Additional results from the Joining Forces / Center for Opinion Research survey:

  • 13% of respondents reported having had a substance abuse problem themselves, but only 5% said they sought treatment;
  • 73% said they knew a family member or friend who had or has a substance abuse problem;
  • Large majorities said people can return to productive lives following treatment for addiction (90%) or mental illness (88%);
  • Respondents were more skeptical that treatment can provide effective symptom control for addiction than for mental illness (59% vs. 75%).
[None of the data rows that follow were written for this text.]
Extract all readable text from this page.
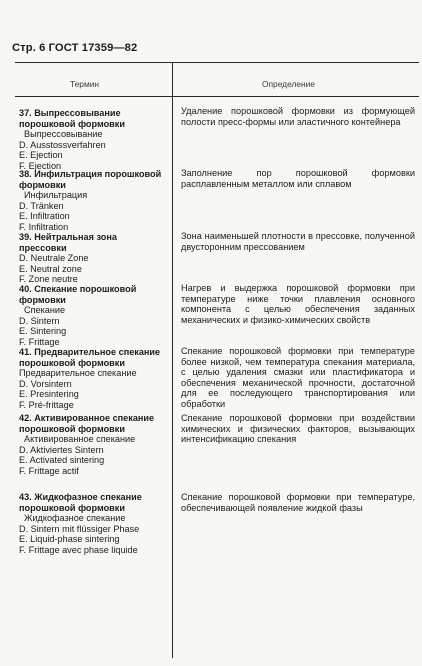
Стр. 6 ГОСТ 17359—82
Термин	Определение
37. Выпрессовывание порошковой формовки
Выпрессовывание
D. Ausstossverfahren
E. Ejection
F. Ejection
Удаление порошковой формовки из формующей полости пресс-формы или эластичного контейнера
38. Инфильтрация порошковой формовки
Инфильтрация
D. Tränken
E. Infiltration
F. Infiltration
Заполнение пор порошковой формовки расплавленным металлом или сплавом
39. Нейтральная зона прессовки
D. Neutrale Zone
E. Neutral zone
F. Zone neutre
Зона наименьшей плотности в прессовке, полученной двусторонним прессованием
40. Спекание порошковой формовки
Спекание
D. Sintern
E. Sintering
F. Frittage
Нагрев и выдержка порошковой формовки при температуре ниже точки плавления основного компонента с целью обеспечения заданных механических и физико-химических свойств
41. Предварительное спекание порошковой формовки
Предварительное спекание
D. Vorsintern
E. Presintering
F. Pré-frittage
Спекание порошковой формовки при температуре более низкой, чем температура спекания материала, с целью удаления смазки или пластификатора и обеспечения механической прочности, достаточной для ее последующего транспортирования или обработки
42. Активированное спекание порошковой формовки
Активированное спекание
D. Aktiviertes Sintern
E. Activated sintering
F. Frittage actif
Спекание порошковой формовки при воздействии химических и физических факторов, вызывающих интенсификацию спекания
43. Жидкофазное спекание порошковой формовки
Жидкофазное спекание
D. Sintern mit flüssiger Phase
E. Liquid-phase sintering
F. Frittage avec phase liquide
Спекание порошковой формовки при температуре, обеспечивающей появление жидкой фазы
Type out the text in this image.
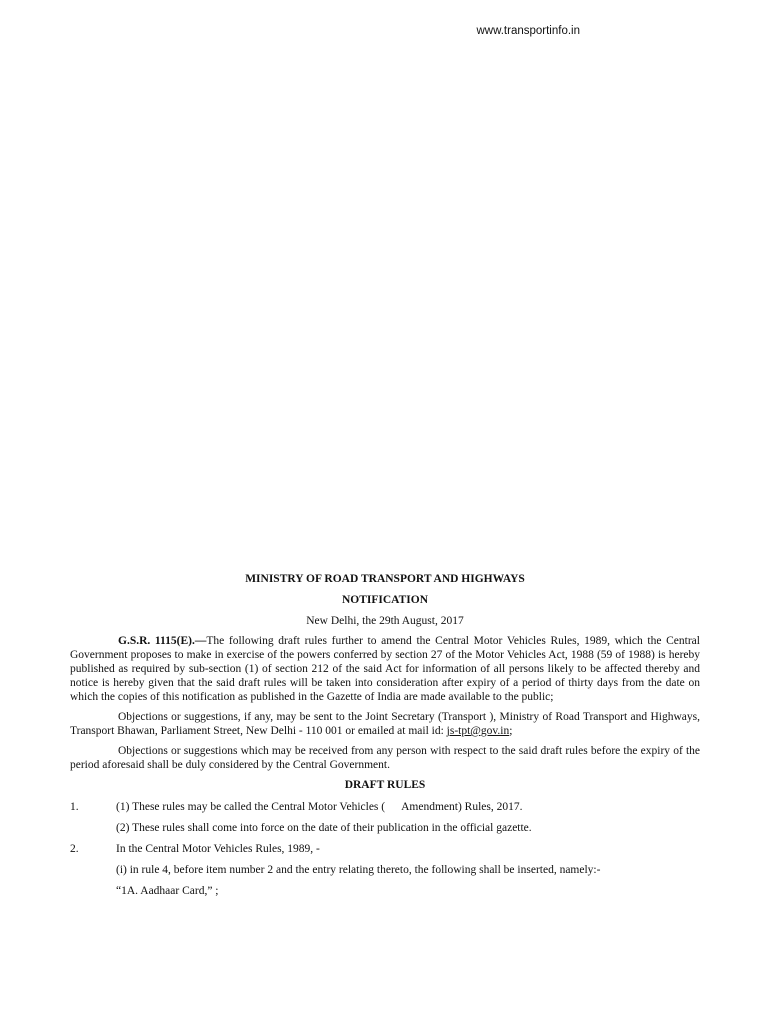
www.transportinfo.in
MINISTRY OF ROAD TRANSPORT AND HIGHWAYS
NOTIFICATION
New Delhi, the 29th August, 2017

G.S.R. 1115(E).—The following draft rules further to amend the Central Motor Vehicles Rules, 1989, which the Central Government proposes to make in exercise of the powers conferred by section 27 of the Motor Vehicles Act, 1988 (59 of 1988) is hereby published as required by sub-section (1) of section 212 of the said Act for information of all persons likely to be affected thereby and notice is hereby given that the said draft rules will be taken into consideration after expiry of a period of thirty days from the date on which the copies of this notification as published in the Gazette of India are made available to the public;

Objections or suggestions, if any, may be sent to the Joint Secretary (Transport ), Ministry of Road Transport and Highways, Transport Bhawan, Parliament Street, New Delhi - 110 001 or emailed at mail id: js-tpt@gov.in;

Objections or suggestions which may be received from any person with respect to the said draft rules before the expiry of the period aforesaid shall be duly considered by the Central Government.

DRAFT RULES
1.	(1) These rules may be called the Central Motor Vehicles ( Amendment) Rules, 2017.
(2) These rules shall come into force on the date of their publication in the official gazette.
2.	In the Central Motor Vehicles Rules, 1989, -
(i) in rule 4, before item number 2 and the entry relating thereto, the following shall be inserted, namely:-
“1A. Aadhaar Card,” ;
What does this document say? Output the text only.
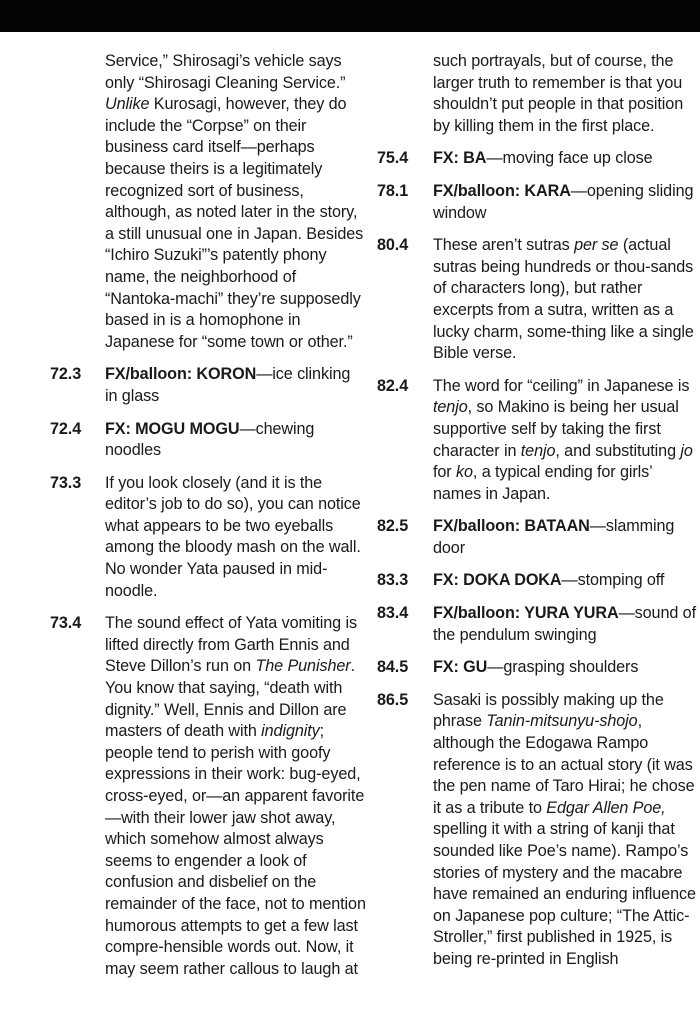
Service,” Shirosagi’s vehicle says only “Shirosagi Cleaning Service.” Unlike Kurosagi, however, they do include the “Corpse” on their business card itself—perhaps because theirs is a legitimately recognized sort of business, although, as noted later in the story, a still unusual one in Japan. Besides “Ichiro Suzuki”’s patently phony name, the neighborhood of “Nantoka-machi” they’re supposedly based in is a homophone in Japanese for “some town or other.”
72.3	FX/balloon: KORON—ice clinking in glass
72.4	FX: MOGU MOGU—chewing noodles
73.3	If you look closely (and it is the editor’s job to do so), you can notice what appears to be two eyeballs among the bloody mash on the wall. No wonder Yata paused in mid-noodle.
73.4	The sound effect of Yata vomiting is lifted directly from Garth Ennis and Steve Dillon’s run on The Punisher. You know that saying, “death with dignity.” Well, Ennis and Dillon are masters of death with indignity; people tend to perish with goofy expressions in their work: bug-eyed, cross-eyed, or—an apparent favorite—with their lower jaw shot away, which somehow almost always seems to engender a look of confusion and disbelief on the remainder of the face, not to mention humorous attempts to get a few last compre-hensible words out. Now, it may seem rather callous to laugh at
such portrayals, but of course, the larger truth to remember is that you shouldn’t put people in that position by killing them in the first place.
75.4	FX: BA—moving face up close
78.1	FX/balloon: KARA—opening sliding window
80.4	These aren’t sutras per se (actual sutras being hundreds or thou-sands of characters long), but rather excerpts from a sutra, written as a lucky charm, some-thing like a single Bible verse.
82.4	The word for “ceiling” in Japanese is tenjo, so Makino is being her usual supportive self by taking the first character in tenjo, and substituting jo for ko, a typical ending for girls’ names in Japan.
82.5	FX/balloon: BATAAN—slamming door
83.3	FX: DOKA DOKA—stomping off
83.4	FX/balloon: YURA YURA—sound of the pendulum swinging
84.5	FX: GU—grasping shoulders
86.5	Sasaki is possibly making up the phrase Tanin-mitsunyu-shojo, although the Edogawa Rampo reference is to an actual story (it was the pen name of Taro Hirai; he chose it as a tribute to Edgar Allen Poe, spelling it with a string of kanji that sounded like Poe’s name). Rampo’s stories of mystery and the macabre have remained an enduring influence on Japanese pop culture; “The Attic-Stroller,” first published in 1925, is being re-printed in English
In another section of the survey, 56% of respondents said addiction is a medical illness like diabetes or arthritis, versus 39% who disagreed.

"Increasing the belief that addiction is a medical condition with effective and available treatment may help increase acceptance of medication assisted treatment and encourage people to seek help from medical providers," Joining Forces said.

Yost called for employing "research-based strategies to address negative attitudes and stigma" to reduce overdose deaths.

The findings are based on a survey of 591 Lancaster County residents who completed an interview either by phone (397 people) or online (194 people). The survey results were weighted to reflect Lancaster County's demographic data. The sample error is +/- 5.6 percentage points. There may be additional error due to inaccurate self-reporting or "non-response" bias -- that is, people who chose not to participate may have different attitudes about the topics covered than those who took part.